3. SEOEach language version needs its own metadata; hreflang tags must be set correctly.
4. Testing: Testing the checkout process in every language/currency is extremely time-consuming.
5. Customer service: Can we answer inquiries in all languages?
Nevertheless, it was worth it! Our foreign sales now account for 40%.
@Finn-Ole Brodersen: Yes, we're familiar with that! With Shopware, you can work with rules and dynamic product groups. We solved it by automatically hiding products from certain sales channels if they have specific attributes. It works reliably, even if the setup takes some time.

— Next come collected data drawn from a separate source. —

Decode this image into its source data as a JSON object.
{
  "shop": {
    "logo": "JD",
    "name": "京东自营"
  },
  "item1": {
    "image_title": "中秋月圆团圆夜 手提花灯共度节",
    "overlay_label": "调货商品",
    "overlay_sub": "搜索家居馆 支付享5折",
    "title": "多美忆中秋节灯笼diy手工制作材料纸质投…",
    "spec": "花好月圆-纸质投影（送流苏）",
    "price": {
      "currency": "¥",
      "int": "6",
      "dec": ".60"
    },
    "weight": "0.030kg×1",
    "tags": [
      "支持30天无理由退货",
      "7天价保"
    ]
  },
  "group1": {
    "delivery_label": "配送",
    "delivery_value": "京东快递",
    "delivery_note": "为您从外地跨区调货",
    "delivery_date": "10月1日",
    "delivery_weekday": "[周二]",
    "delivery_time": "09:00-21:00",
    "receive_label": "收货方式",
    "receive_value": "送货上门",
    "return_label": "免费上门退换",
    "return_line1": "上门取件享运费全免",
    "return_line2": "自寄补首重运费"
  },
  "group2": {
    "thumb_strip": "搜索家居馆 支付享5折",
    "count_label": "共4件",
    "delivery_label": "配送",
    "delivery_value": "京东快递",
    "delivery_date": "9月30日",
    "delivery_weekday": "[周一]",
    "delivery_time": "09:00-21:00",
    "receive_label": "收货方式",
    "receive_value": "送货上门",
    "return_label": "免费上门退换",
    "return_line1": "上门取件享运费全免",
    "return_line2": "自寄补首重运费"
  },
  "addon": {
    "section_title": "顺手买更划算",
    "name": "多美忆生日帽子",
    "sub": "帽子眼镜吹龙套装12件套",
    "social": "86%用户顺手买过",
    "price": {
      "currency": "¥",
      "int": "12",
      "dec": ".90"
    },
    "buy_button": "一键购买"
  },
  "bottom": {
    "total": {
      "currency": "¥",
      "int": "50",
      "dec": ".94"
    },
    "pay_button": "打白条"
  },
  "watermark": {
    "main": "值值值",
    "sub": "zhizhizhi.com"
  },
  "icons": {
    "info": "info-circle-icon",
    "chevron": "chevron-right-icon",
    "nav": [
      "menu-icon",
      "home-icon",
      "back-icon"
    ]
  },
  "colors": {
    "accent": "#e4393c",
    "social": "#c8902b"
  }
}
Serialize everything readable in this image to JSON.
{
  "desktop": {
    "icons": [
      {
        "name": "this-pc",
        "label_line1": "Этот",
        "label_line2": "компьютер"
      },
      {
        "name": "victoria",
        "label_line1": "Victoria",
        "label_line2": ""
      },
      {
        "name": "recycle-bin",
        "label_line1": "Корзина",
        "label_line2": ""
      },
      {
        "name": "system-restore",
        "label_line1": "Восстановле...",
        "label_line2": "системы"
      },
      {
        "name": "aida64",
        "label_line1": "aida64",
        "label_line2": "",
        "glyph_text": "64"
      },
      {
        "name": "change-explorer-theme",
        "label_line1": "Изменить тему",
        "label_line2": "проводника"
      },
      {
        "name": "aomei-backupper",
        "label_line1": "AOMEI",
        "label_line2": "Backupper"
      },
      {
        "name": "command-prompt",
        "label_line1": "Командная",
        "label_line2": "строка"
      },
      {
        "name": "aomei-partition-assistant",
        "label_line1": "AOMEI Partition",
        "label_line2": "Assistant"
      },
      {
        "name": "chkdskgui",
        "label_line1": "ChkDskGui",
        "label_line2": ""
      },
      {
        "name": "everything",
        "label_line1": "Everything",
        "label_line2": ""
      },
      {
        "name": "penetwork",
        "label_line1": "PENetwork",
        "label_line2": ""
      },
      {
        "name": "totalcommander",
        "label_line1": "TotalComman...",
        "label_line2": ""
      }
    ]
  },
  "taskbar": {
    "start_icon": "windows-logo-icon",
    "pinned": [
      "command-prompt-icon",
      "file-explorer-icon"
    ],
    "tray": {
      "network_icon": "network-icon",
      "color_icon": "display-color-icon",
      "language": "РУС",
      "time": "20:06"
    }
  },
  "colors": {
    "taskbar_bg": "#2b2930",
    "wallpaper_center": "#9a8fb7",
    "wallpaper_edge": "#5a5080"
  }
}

Hi! We discussed this topic internally last week. This article came at just the right time. I have one more question: How do you handle country-specific product variations? In our food division, we have the problem that some products can't be sold in all countries (due to different additives, etc.). Are there any elegant solutions for this? Magento or Shopware.
As an e-commerce consultant, I can only emphasize the points mentioned in the article. However, what I find lacking is a consideration of the legal aspects of internationalization. Every country has different requirements regarding legal notices, cancellation policies, cookie banners, and data protection. This is often overlooked and can become very expensive. We had a client who expanded into Austria without any legal review – the result was three cease-and-desist letters within the first month. Therefore: In addition to the technical implementation, it is absolutely essential to consult a lawyer specializing in international e-commerce law!